George F. Holeton Prize


The CPB section annually awards the George Holeton prize to the most outstanding student Poster presentation in our section.

Terms of reference


The G. F. Holeton Prize is given for the most outstanding student poster presentation in the Comparative Physiology and Biochemistry (CPB) Section at the Annual Conference of the CSZ. The prize is intended to encourage and acknowledge excellence in scientific research and communication by students.


Cash prize of $400 and a scroll.

Source of Prize

Funded through ZET.

Frequency of availability

Once a year.

Application/nomination procedures

To be included in the Holeton Award competition, the student must register for the conference as a CPB section member and submit a pdf version of the poster no later than 1 week prior to the start of the Annual Conference, (according to instructions on the conference webpage) for a pre-conference judging phase. The following are guidelines for the award.

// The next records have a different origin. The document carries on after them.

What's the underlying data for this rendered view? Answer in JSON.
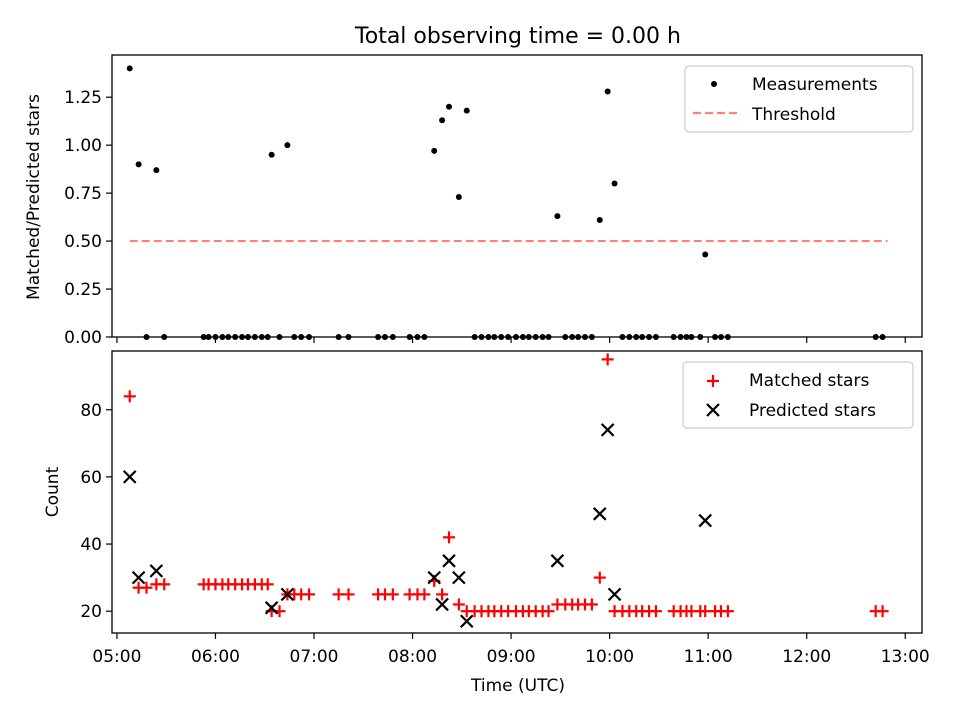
{
  "title": "Total observing time = 0.00 h",
  "chart_data": [
    {
      "type": "scatter",
      "ylabel": "Matched/Predicted stars",
      "xlim": [
        4.95,
        13.17
      ],
      "ylim": [
        0,
        1.47
      ],
      "yticks": [
        0,
        0.25,
        0.5,
        0.75,
        1.0,
        1.25
      ],
      "ytick_labels": [
        "0.00",
        "0.25",
        "0.50",
        "0.75",
        "1.00",
        "1.25"
      ],
      "legend_position": "top-right",
      "threshold": {
        "y": 0.5,
        "x_range": [
          5.13,
          12.82
        ],
        "color": "#ff8080",
        "style": "dashed"
      },
      "series": [
        {
          "name": "Measurements",
          "marker": "dot",
          "color": "#000000",
          "x": [
            5.13,
            5.22,
            5.4,
            6.57,
            6.73,
            8.22,
            8.3,
            8.37,
            8.47,
            8.55,
            9.47,
            9.9,
            9.98,
            10.05,
            10.97,
            5.3,
            5.48,
            5.88,
            5.93,
            6.0,
            6.07,
            6.13,
            6.2,
            6.27,
            6.33,
            6.4,
            6.47,
            6.53,
            6.65,
            6.8,
            6.87,
            6.95,
            7.25,
            7.35,
            7.65,
            7.72,
            7.8,
            7.97,
            8.05,
            8.12,
            8.63,
            8.7,
            8.77,
            8.83,
            8.9,
            8.97,
            9.05,
            9.12,
            9.18,
            9.25,
            9.32,
            9.38,
            9.55,
            9.62,
            9.68,
            9.75,
            9.82,
            10.13,
            10.2,
            10.27,
            10.33,
            10.4,
            10.47,
            10.65,
            10.72,
            10.78,
            10.83,
            10.92,
            11.07,
            11.13,
            11.2,
            12.7,
            12.77
          ],
          "y": [
            1.4,
            0.9,
            0.87,
            0.95,
            1.0,
            0.97,
            1.13,
            1.2,
            0.73,
            1.18,
            0.63,
            0.61,
            1.28,
            0.8,
            0.43,
            0,
            0,
            0,
            0,
            0,
            0,
            0,
            0,
            0,
            0,
            0,
            0,
            0,
            0,
            0,
            0,
            0,
            0,
            0,
            0,
            0,
            0,
            0,
            0,
            0,
            0,
            0,
            0,
            0,
            0,
            0,
            0,
            0,
            0,
            0,
            0,
            0,
            0,
            0,
            0,
            0,
            0,
            0,
            0,
            0,
            0,
            0,
            0,
            0,
            0,
            0,
            0,
            0,
            0,
            0,
            0,
            0,
            0
          ]
        },
        {
          "name": "Threshold",
          "marker": "dashed-line",
          "color": "#ff8080"
        }
      ]
    },
    {
      "type": "scatter",
      "ylabel": "Count",
      "xlabel": "Time (UTC)",
      "xlim": [
        4.95,
        13.17
      ],
      "ylim": [
        13.5,
        97.5
      ],
      "yticks": [
        20,
        40,
        60,
        80
      ],
      "ytick_labels": [
        "20",
        "40",
        "60",
        "80"
      ],
      "xticks": [
        5,
        6,
        7,
        8,
        9,
        10,
        11,
        12,
        13
      ],
      "xtick_labels": [
        "05:00",
        "06:00",
        "07:00",
        "08:00",
        "09:00",
        "10:00",
        "11:00",
        "12:00",
        "13:00"
      ],
      "legend_position": "top-right",
      "series": [
        {
          "name": "Matched stars",
          "marker": "plus",
          "color": "#ff0000",
          "x": [
            5.13,
            5.22,
            5.3,
            5.4,
            5.48,
            5.88,
            5.93,
            6.0,
            6.07,
            6.13,
            6.2,
            6.27,
            6.33,
            6.4,
            6.47,
            6.53,
            6.57,
            6.65,
            6.73,
            6.8,
            6.87,
            6.95,
            7.25,
            7.35,
            7.65,
            7.72,
            7.8,
            7.97,
            8.05,
            8.12,
            8.22,
            8.3,
            8.37,
            8.47,
            8.55,
            8.63,
            8.7,
            8.77,
            8.83,
            8.9,
            8.97,
            9.05,
            9.12,
            9.18,
            9.25,
            9.32,
            9.38,
            9.47,
            9.55,
            9.62,
            9.68,
            9.75,
            9.82,
            9.9,
            9.98,
            10.05,
            10.13,
            10.2,
            10.27,
            10.33,
            10.4,
            10.47,
            10.65,
            10.72,
            10.78,
            10.83,
            10.92,
            10.97,
            11.07,
            11.13,
            11.2,
            12.7,
            12.77
          ],
          "y": [
            84,
            27,
            27,
            28,
            28,
            28,
            28,
            28,
            28,
            28,
            28,
            28,
            28,
            28,
            28,
            28,
            20,
            20,
            25,
            25,
            25,
            25,
            25,
            25,
            25,
            25,
            25,
            25,
            25,
            25,
            29,
            25,
            42,
            22,
            20,
            20,
            20,
            20,
            20,
            20,
            20,
            20,
            20,
            20,
            20,
            20,
            20,
            22,
            22,
            22,
            22,
            22,
            22,
            30,
            95,
            20,
            20,
            20,
            20,
            20,
            20,
            20,
            20,
            20,
            20,
            20,
            20,
            20,
            20,
            20,
            20,
            20,
            20
          ]
        },
        {
          "name": "Predicted stars",
          "marker": "x",
          "color": "#000000",
          "x": [
            5.13,
            5.22,
            5.4,
            6.57,
            6.73,
            8.22,
            8.3,
            8.37,
            8.47,
            8.55,
            9.47,
            9.9,
            9.98,
            10.05,
            10.97
          ],
          "y": [
            60,
            30,
            32,
            21,
            25,
            30,
            22,
            35,
            30,
            17,
            35,
            49,
            74,
            25,
            47
          ]
        }
      ]
    }
  ]
}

  1. The recipient will be selected by a committee of at least three judges.
  2. Candidates will be judged both on the quality of scientific content, the poster and its presentation and knowledge of the subject area.
  3. Candidates must either currently be students or have completed their degree within the past year. They must present work completed towards their degree.
  4. The candidate must be the first author on the presentation and must be the person directly responsible for the majority of work presented on the poster.
  5. All students who select the CPB Section on the registration form who submit a pdf of their poster, and who are first author are eligible unless they fall under rules 6 or 7 below. The judges reserve the opportunity to widen the field of participants to all students who select the CPB Section and are first author if the need arises.
  6. Students winning the Helen Battle Award are ineligible to win the George F. Holeton Prize in that year. Applicability of this rule will be determined by consultation between the Battle and Holeton evaluation committees just prior to final confirmation of decisions.
  7. The George F. Holeton Prize of the CPB Section cannot be awarded to a previous recipient of the prize.
Application deadline

Abstract submission and pdf submission deadlines for the Annual Conference.

Selection Procedures

George F. Holeton


  • Born Gull Lake, Saskatchewan 1941
  • Died 1980
  • B.Sc. University of Calgary 1964
  • M.A. University of British Columbia. Supervisor Dave Randall
  • Ph.D. University of Bristol. Supervisor George M. Hughes
  • Post-doctoral Fellowship University of British Columbia with David Jones 1970
  • University of Toronto faculty member to 1980
  • Research on respiratory and circulatory function of fish including responses to polar and acidic environments.


  • The George F. Holeton Memorial Symposium - Respiratory Physiology of Fish and Amphibia, CSZ Annual Meeting May, 1981
  • George Holeton Award named


  • George F. Holeton Memorial Fund University of Toronto


  • Machin, J. and A. Forester. 1980. George Francis Holeton 1941-1980. CSZ Bull. 11(4): 11-12.


  • 2016 - Kurtis Turnbull, Western University. Does microhabitat, phenology and metabolic plasticity reduce overwintering energy use in the western bean cutworm?
  • 2015 - Stephanie Hans, University of Manitoba.
  • 2014 - Louise Tunnah, Mount Allison University.
  • 2013 - Elizabeth Ferreira, University of British Columbia.
  • 2012 - Isabel Costa, Memorial University of Newfoundland.
  • 2011 - Joshua Pemberton, University of Alberta.
  • 2010 - Caleih Robertson, Mount Allison University.
  • 2009 - Adriano Senatore, University of Waterloo.
  • 2008 - Marie-Pierre Schippers, McMaster University.
  • 2007 - Zhaohong Qin University of Ottawa.
  • 2006 - Gabrielle Tompkins, University of Alberta.
  • 2005 - Matthew E. Pamenter, University of Toronto.
  • 2004 - Sara Alderman, University of Guelph. Cloning of corticotropin-releasing factor-binding protein and mRNA expression in the central nervous system of rainbow trout (Oncorhynchus mykiss).
  • 2003 - Michael L. Anstey, Queen's University. Environmental stress modulates the encoding properties of a motion detecting interneuron in Locusta migratoria.
  • 2002 - Christine M. Mesa, University of Alberta. Expression of disease resistance genes in the duck.
  • 2001 - Ian W. McIntyre, University of Manitoba. Body oxygen stores, aerobic dive limits and diving behaviour of the star-nosed mole, Condylura cristata, with comparisons to non-aquatic talpids.
  • 2000 - Marcus Freeman, University of Guelph. Sarcomere length and force changes in frog semitendinosus muscle during passive stretch.